Why bipartite matching: Color the grid like a checkerboard. "Black" seats form one side, "white" seats form the other side. Two students conflict only if they sit in adjacent seats within the same row, which always connects a black seat to a white seat (in a standard row, columns alternate odd/even). The conflict graph is bipartite. Maximum independent set in this graph = total available seats minus max matching. Use König's theorem.

def max_students(seats):
    rows, cols = len(seats), len(seats[0])
    def seat_id(r, c):
        return r * cols + c

    available = set()
    for r in range(rows):
        for c in range(cols):
            if seats[r][c] == '.':
                available.add(seat_id(r, c))

    n = rows * cols
    hk = HopcroftKarp(n, n)
    for r in range(rows):
        for c in range(cols):
            if seat_id(r, c) not in available:
                continue
            if c % 2 == 0:
                for nc in [c - 1, c + 1]:
                    if 0 <= nc < cols and seat_id(r, nc) in available:
                        hk.add_edge(seat_id(r, c), seat_id(r, nc))

    return len(available) - hk.max_matching()

Practice This on SpaceComplexity

Graph algorithms are notoriously hard to explain under pressure. Bipartite matching adds the extra challenge of explaining the layered BFS structure, the augmenting path argument, and the König's theorem corollary all in the same breath. "So you do BFS and then DFS and then the dist thing and..." is not a complete answer.
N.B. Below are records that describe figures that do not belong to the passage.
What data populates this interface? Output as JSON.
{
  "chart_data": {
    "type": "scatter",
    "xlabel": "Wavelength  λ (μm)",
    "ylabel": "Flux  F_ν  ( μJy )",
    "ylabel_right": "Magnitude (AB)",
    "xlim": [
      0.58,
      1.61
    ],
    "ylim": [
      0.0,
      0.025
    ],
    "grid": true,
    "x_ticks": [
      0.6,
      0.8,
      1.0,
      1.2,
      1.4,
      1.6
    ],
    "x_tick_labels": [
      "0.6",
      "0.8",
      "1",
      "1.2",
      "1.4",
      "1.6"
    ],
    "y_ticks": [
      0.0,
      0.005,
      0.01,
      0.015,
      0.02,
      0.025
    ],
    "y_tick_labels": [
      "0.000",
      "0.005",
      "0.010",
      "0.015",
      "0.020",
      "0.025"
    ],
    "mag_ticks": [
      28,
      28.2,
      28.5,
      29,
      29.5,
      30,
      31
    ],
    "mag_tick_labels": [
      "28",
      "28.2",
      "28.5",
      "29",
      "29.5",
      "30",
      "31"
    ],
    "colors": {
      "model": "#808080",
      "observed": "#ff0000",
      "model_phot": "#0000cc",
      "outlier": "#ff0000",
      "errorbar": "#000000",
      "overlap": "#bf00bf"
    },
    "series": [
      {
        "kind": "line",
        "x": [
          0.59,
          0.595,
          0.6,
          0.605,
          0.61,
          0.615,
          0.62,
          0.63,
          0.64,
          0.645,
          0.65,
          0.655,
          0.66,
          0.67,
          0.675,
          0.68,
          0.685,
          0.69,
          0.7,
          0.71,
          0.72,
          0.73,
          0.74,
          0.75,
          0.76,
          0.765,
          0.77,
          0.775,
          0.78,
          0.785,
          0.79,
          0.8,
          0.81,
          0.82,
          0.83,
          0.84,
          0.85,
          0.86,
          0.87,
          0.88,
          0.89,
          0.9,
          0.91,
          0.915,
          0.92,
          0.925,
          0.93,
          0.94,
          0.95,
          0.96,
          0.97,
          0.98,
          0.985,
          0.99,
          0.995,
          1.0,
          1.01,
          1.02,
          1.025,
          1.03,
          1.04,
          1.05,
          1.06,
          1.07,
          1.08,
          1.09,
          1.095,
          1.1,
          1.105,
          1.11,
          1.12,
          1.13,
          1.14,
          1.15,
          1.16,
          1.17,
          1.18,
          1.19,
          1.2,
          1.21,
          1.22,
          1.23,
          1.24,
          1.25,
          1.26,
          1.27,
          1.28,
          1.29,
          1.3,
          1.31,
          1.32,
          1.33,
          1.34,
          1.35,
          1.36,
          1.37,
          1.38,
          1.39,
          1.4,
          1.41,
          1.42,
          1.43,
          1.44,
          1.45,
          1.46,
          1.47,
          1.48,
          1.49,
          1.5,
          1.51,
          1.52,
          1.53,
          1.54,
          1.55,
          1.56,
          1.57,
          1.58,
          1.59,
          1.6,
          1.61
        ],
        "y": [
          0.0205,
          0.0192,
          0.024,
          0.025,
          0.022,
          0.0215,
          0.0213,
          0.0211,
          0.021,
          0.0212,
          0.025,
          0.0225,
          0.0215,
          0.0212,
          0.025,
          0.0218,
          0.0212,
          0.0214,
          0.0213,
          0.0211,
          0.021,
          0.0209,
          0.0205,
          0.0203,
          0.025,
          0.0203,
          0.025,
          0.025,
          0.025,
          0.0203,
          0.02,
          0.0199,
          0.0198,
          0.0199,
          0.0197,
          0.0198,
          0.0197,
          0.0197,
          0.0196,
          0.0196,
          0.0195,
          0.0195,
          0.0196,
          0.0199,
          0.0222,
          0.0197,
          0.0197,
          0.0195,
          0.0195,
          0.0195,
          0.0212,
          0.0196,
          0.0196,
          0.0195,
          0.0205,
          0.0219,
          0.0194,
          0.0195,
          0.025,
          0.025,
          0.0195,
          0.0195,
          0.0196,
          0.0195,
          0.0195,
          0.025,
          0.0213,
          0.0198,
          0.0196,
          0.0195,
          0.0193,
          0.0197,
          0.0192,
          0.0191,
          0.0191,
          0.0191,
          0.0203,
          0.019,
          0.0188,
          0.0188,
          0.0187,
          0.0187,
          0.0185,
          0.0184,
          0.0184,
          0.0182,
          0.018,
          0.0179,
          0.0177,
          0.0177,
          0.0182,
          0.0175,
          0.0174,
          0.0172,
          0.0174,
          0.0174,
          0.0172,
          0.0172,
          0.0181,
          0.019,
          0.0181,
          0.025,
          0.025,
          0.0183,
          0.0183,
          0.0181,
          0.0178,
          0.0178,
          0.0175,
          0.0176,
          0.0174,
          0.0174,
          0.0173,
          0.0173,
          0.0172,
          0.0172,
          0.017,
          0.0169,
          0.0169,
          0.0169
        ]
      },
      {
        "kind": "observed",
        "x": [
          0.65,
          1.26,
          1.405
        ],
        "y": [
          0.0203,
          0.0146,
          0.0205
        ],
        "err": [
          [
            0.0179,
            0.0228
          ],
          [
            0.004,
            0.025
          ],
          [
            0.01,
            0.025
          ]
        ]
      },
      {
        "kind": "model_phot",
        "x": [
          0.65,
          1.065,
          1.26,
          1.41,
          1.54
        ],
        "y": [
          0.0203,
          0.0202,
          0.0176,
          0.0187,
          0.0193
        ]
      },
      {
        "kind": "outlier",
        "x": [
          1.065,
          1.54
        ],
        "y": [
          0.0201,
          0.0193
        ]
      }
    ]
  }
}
If you want realistic practice explaining matching algorithms in a voice-based mock interview with rubric feedback, SpaceComplexity runs the full simulation. You will not be comfortable with this material until you have explained it out loud at least twice.

Recap

A bipartite graph partitions vertices into two sides with edges only between them.
A matching is a set of edges with no shared endpoints. Maximum matching = largest such set.
Berge's theorem: A matching is maximum if and only if no augmenting path exists.
The naive augmenting-path algorithm runs in O(V · E). Hopcroft-Karp runs in O(E√V).
Hopcroft-Karp alternates between BFS (builds a layered graph from all free left vertices) and DFS (augments a maximal set of vertex-disjoint shortest paths).
dist[u] = INF in the DFS ensures each left vertex is visited at most once per phase, keeping each phase O(E).
The number of phases is O(√V): after √V phases the shortest augmenting path length exceeds √V, and the remaining deficit is less than √V paths.
König's theorem: max matching = min vertex cover in bipartite graphs. Max independent set = V minus max matching.
Five recognition signals: two explicit groups, each item in at most one pairing, maximize the count, graph is 2-colorable, complement is a vertex cover or independent set question.
For interview problems with n ≤ 500, the simpler O(V · E) DFS-per-vertex approach works fine. Hopcroft-Karp matters when n reaches tens of thousands.